Saturday 14 July 2012

The lessons Barnet need to learn from G4S

Please see update below:
Last Saturday I attended the BAPS conference where we all heard about the perils of One Barnet. I even gave a short presentation myself! In the press we have seen Cllr Cornleius say that there is no plan B and Cllr Robert Rams trying to deflect attention from the £1Billion outsourcing project by talking about a Community Coaches scheme. This very clever tactic of trying to make One Barnet mean all things to all people doesn't, however, reduce the scale and risks associated with the main plank of One barnet which ios the massive outsourcing exercise.

Conservative Councillors labour under the belief that all private companies are good and all public sector staff are bad. In the last twenty four hours we have seen the mess that has erupted around the G4S contract and it illustrates several points as follows:

Circumstances change - LOCOG originally contracted only 2,000 staff from G4S but later realised they needed a lot more staff so asked G4s to provide them. With Barnet letting immensely complex contract for at least ten years will the specification for those contract change - almost definitely.

Believing what contractors tell you isn't always a good idea - G4S said they could provide the additional staff and no one wanted to challenge that opinion. I have seen similar situations before where the contract becomes so large no one dares to think the contractor might not be able to deliver because it would cause so much loss of face all round. In Barnet the contracts will be immense and no one dares even think it might go wrong.

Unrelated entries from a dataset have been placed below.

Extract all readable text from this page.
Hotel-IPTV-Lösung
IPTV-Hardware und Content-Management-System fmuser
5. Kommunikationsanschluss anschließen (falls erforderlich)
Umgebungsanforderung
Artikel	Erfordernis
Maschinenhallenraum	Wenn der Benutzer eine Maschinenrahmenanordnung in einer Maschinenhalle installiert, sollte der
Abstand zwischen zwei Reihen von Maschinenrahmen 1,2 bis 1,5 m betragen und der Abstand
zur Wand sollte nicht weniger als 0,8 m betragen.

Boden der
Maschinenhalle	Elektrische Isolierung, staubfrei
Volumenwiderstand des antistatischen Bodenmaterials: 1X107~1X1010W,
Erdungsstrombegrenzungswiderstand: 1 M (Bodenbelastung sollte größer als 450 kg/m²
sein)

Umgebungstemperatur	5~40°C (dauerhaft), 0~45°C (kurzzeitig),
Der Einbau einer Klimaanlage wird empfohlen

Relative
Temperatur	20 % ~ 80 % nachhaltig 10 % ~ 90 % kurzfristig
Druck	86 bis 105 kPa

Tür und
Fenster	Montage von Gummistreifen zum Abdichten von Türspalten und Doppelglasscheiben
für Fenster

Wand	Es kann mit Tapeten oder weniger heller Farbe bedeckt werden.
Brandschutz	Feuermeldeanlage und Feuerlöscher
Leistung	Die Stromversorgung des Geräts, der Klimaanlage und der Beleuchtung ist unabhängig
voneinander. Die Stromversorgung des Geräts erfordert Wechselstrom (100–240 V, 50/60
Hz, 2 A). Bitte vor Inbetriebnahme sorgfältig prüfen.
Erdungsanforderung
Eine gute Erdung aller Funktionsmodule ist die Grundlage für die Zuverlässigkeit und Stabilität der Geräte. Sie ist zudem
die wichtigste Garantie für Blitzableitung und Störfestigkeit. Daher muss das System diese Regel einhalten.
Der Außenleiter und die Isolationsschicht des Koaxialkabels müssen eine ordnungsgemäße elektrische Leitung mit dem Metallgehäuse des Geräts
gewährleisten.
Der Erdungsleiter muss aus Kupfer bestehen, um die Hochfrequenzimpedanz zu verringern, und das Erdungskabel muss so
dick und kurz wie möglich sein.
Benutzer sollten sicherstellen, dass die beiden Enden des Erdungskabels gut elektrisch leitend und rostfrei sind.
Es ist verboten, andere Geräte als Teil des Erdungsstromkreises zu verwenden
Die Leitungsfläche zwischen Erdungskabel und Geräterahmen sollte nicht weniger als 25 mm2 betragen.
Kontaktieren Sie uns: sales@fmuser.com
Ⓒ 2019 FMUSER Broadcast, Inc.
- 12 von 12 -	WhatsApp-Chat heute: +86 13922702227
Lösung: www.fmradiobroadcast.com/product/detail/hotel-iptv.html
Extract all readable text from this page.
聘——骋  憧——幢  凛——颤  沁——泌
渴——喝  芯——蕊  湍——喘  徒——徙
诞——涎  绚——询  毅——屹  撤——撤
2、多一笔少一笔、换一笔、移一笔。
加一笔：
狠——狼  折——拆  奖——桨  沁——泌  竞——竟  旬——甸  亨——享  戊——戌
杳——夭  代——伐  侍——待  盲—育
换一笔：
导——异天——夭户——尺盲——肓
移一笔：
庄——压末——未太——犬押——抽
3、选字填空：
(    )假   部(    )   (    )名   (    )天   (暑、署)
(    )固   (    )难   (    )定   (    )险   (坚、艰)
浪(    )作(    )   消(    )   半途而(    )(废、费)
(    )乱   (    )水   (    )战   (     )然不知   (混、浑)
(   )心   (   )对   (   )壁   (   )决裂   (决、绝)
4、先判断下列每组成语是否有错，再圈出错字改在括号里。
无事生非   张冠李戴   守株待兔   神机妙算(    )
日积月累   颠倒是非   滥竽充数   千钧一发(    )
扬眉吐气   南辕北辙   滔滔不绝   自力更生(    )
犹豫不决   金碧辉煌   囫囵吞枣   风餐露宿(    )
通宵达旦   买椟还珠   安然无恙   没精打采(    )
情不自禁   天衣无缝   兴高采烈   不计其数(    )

Where was the contract monitoring -  this shouldn't have come as a surprise. Monitoring should have been taken place with a high level of scrutiny checking on a weekly basis how many staff had applied, been interviewed, been security checked and been trained. Those KPI's provided on a weekly basis should have been ringing alarm bells six months ago. With Barnet I do not get any sense of any monitoring programme in place and definitely no public scrutiny. This doesn't bode well.

When the contract is so large there is no commercial alternative - In G4S's case the only real alternative was to bring in the army. No other one commercial company could pick up the slack. If LOCOG had thought about the scale of this problem perhaps they might have split the contract between 5 or 6 companies so that if one got into difficulties there were another 4 or 5 who could pick up the shortfall. In Barnet we are also putting all our eggs in just one or two baskets. However, in our case I'm not sure the army will be able to step in and run the Council's planning, building control or environmental health departments.

Ultimately it is us who pick up the bill - whilst much has been made of G4S picking up any additional costs for the army lets not forget that they have already been contracted to be paid £300 million funded directly or indirectly by us the citizens. The same will happen in Barnet if the massive contracts go wrong as has happened at the SouthWest One contract.

Councillors need to think very carefully about whether a G4S situation could happen with One Barnet Outsourcing - the answer is yes!

As a post script to this mess I see today that we already have a potential conflict of interest caused by the  outsourcing. Legal services at Barnet have been/are in the process of being outsourced to Harrow Council. Legal are overseeing all of the One Barnet contracting process. However, in a market where one player (Capita) has such market dominance we now find that Capita provide the IT services for Harrow. This raises all sorts of conflicts of interest given that Capita are bidding for both One Barnet contracts. Apparently the Council are looking for a work around solution but this just highlights the sort of problems the new outsourcing contract will experience on a regular basis. sadly we are not allowed to undertsand how conflicts of interest are dealt wioth as that information is "commercially sensitive". Only in Barnet.

Update 8.52pm
Oh dear! This post appears to have upset Cllr Rams. Just to be clear and beyond equivocation, I am not in anyway opposed to outsourcing per se. There are many circumstances where the outsourcing of non core services can work effectively in delivering quality improvements for an organisation. What I object to fundamentally with the massive £1 billion One Barnet outsourcing project is the scale and complexity of the project. What other Councils of a similar size to Barnet have outsourced so many core services in one go for a ten year period, without allowing a public sector comparator and with such a flimsy business case? This process is highly risky as we have seen from the G4S contract.



1 comment:

  1. Upsetting Robert Rams is a badge of honour, Mr Reasonable. It indicates that the whirring clockwork mechanism of his intellect is beginning to stir into action.